Telle est la réponse à la peur d'autrefois ; la peur a fait de la sociabilité de l'homme une chose extérieure et de sa solitude une chose intérieure ; elle nous a fait considérer les liens qui nous unissent à nos semblables comme résultant de la lutte pour l'existence, comme engendrés par les besoins de la puissance et de la cohésion grégaires ; et on craignait que l'amour et la vertu ne disparaissent comme ils sont nés.

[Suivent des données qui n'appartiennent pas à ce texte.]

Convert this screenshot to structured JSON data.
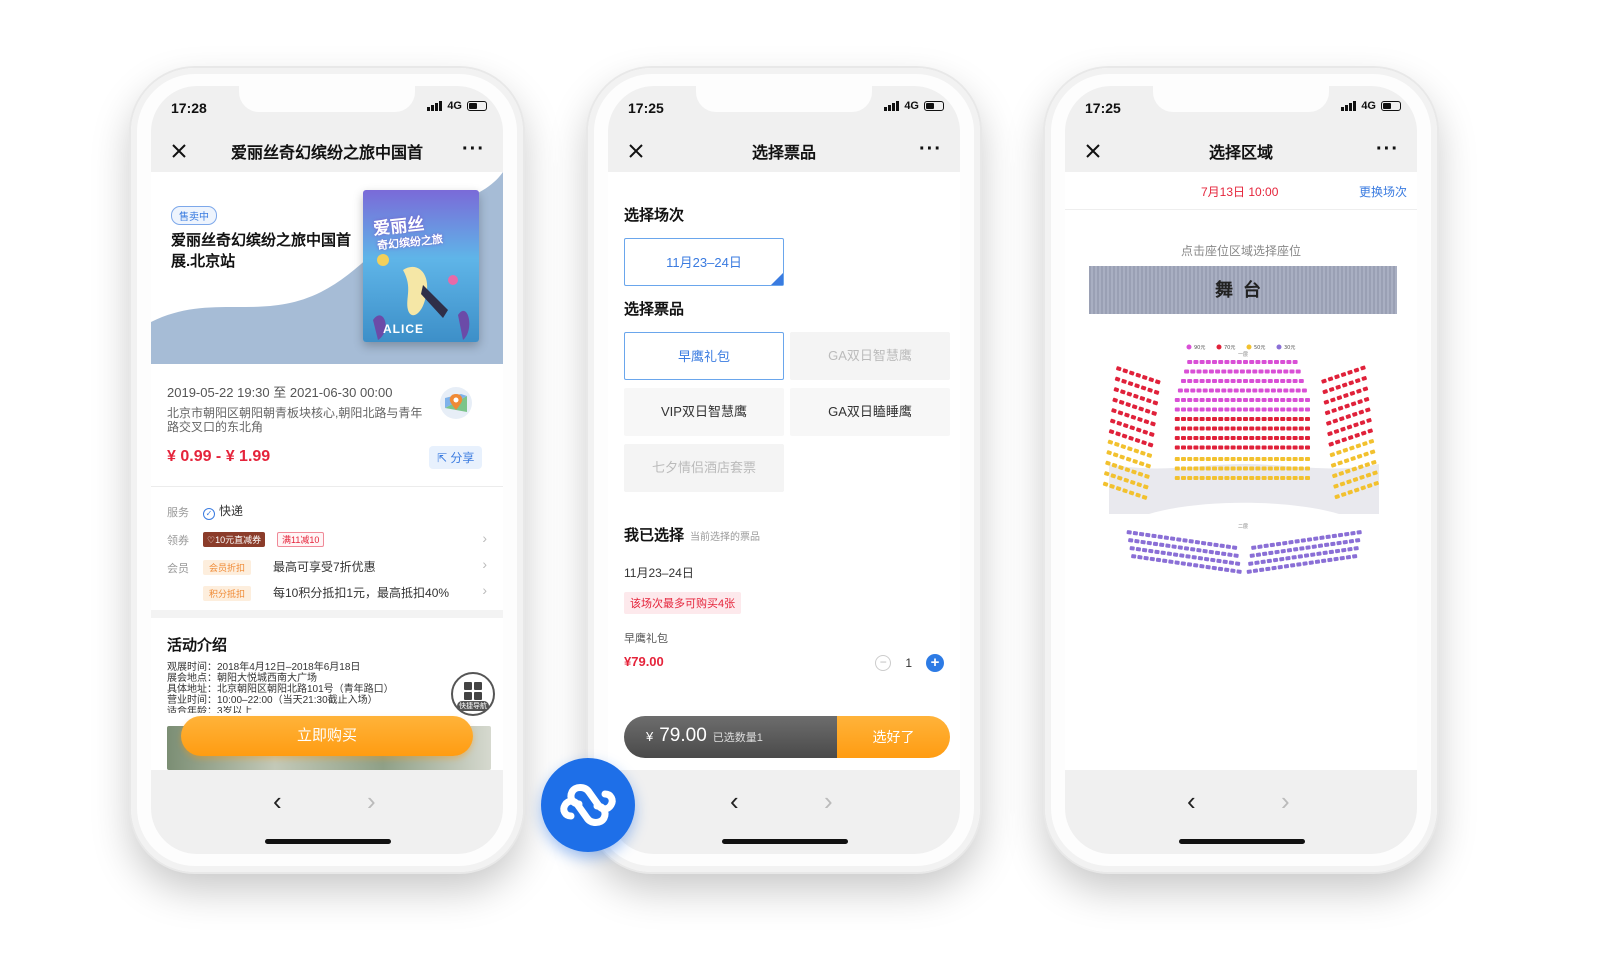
{
  "phone1": {
    "time": "17:28",
    "network": "4G",
    "title": "爱丽丝奇幻缤纷之旅中国首",
    "badge": "售卖中",
    "event_title": "爱丽丝奇幻缤纷之旅中国首展.北京站",
    "poster_title": "爱丽丝",
    "poster_subtitle": "奇幻缤纷之旅",
    "poster_footer": "ALICE",
    "date_range": "2019-05-22 19:30 至 2021-06-30 00:00",
    "address": "北京市朝阳区朝阳朝青板块核心,朝阳北路与青年路交叉口的东北角",
    "price_range": "¥ 0.99 - ¥ 1.99",
    "share": "分享",
    "service_label": "服务",
    "service_value": "快递",
    "coupon_label": "领券",
    "coupon_a": "10元直减券",
    "coupon_b": "满11减10",
    "member_label": "会员",
    "member_tag": "会员折扣",
    "member_text": "最高可享受7折优惠",
    "points_tag": "积分抵扣",
    "points_text": "每10积分抵扣1元，最高抵扣40%",
    "activity_title": "活动介绍",
    "activity_lines": [
      "观展时间：2018年4月12日–2018年6月18日",
      "展会地点：朝阳大悦城西南大广场",
      "具体地址：北京朝阳区朝阳北路101号（青年路口）",
      "营业时间：10:00–22:00（当天21:30截止入场）",
      "适合年龄：3岁以上"
    ],
    "buy_button": "立即购买",
    "fab_label": "快捷导航"
  },
  "phone2": {
    "time": "17:25",
    "network": "4G",
    "title": "选择票品",
    "session_title": "选择场次",
    "session_option": "11月23–24日",
    "ticket_title": "选择票品",
    "ticket_options": [
      "早鹰礼包",
      "GA双日智慧鹰",
      "VIP双日智慧鹰",
      "GA双日瞌睡鹰",
      "七夕情侣酒店套票"
    ],
    "chosen_title": "我已选择",
    "chosen_hint": "当前选择的票品",
    "chosen_date": "11月23–24日",
    "limit_text": "该场次最多可购买4张",
    "package_name": "早鹰礼包",
    "package_price": "¥79.00",
    "quantity": "1",
    "total_currency": "¥",
    "total_amount": "79.00",
    "selected_count": "已选数量1",
    "confirm_button": "选好了"
  },
  "phone3": {
    "time": "17:25",
    "network": "4G",
    "title": "选择区域",
    "session_date": "7月13日 10:00",
    "change_session": "更换场次",
    "hint": "点击座位区域选择座位",
    "stage_label": "舞台",
    "legend": [
      "90元",
      "70元",
      "50元",
      "30元"
    ],
    "floor1": "一层",
    "floor2": "二层"
  },
  "colors": {
    "accent_blue": "#3a7be0",
    "price_red": "#e5243b",
    "cta_orange": "#ff9c12",
    "seat_magenta": "#d94fd6",
    "seat_red": "#e0213a",
    "seat_yellow": "#f2c12e",
    "seat_purple": "#8a6fd6"
  }
}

Telle est la réponse à ceux qui craignent que des centres séparés de vie consciente ne soient condamnés à être toujours étrangers, sinon hostiles les uns aux autres ; que les unions et les sociétés ne soient toujours intéressées et illusoires et l'amour, un armistice momentané au cours d'une guerre infinie et inévitable.
Ces craintes disparaissent dès que nous reconnaissons que c'est par nos âmes que nous sommes unis à nos semblables ; que le corps sépare lors même qu'il semble unir, de sorte que « jamais l'homme ne vit ni ne meurt pour lui seul » mais en un sens plus profond que celui de la métaphore, « nous sommes tous membres les uns des autres ». Comme les atomes, comme les soleils, comme les voies lactées, nos esprits sont des systèmes de forces qui vibrent continuellement sous la dépendance mutuelle de leurs forces attractives. Tout ceci n'est encore que vaguement esquissé ; ce sont les premiers contours d'un schéma de pensée qu'il faudra des siècles pour développer. Mais, pouvons-nous supposer que lorsque la conception du lien existant entre les âmes aura pris racine, les hommes voudront retourner à l'ancien exclusivisme, à l'ancien état de controverse ? Ne verront-ils pas que cette connaissance qui élargit le monde est à la fois ancienne et nouvelle, que die Geisterwelt ist nicht verschlossen ? Que les révélations de ce genre ont toujours existé Mais, qu'elles prennent maintenant pour nous un sens plus profond grâce à la science plus profonde de ceux qui les envoient et de nous autres qui les recevons ?
Nous avons ici, sûrement une conception à la fois plus large et plus exacte qu'aucune de celles qu'on ait jamais connues ; de cette « éducation religieuse du monde » sur laquelle les théologiens aimaient tant à insister. Nous n'avons besoin ni d' « intervention surnaturelle », ni de « plan de rédemption ». Nous n'avons qu'à admettre que le même processus qui se manifeste de nos jours s'était toujours manifesté entre ce monde et l'autre.
Supposons que, pendant que les hommes incarnés ont évolué de l'état sauvage à l'état civilisé, les hommes désincarnés en aient fait autant. Supposons qu'ils soient devenus plus empressés et plus capables de se servir, pour leurs communications avec la terre, des lois qui président aux relations entre le monde matériel et le monde spirituel.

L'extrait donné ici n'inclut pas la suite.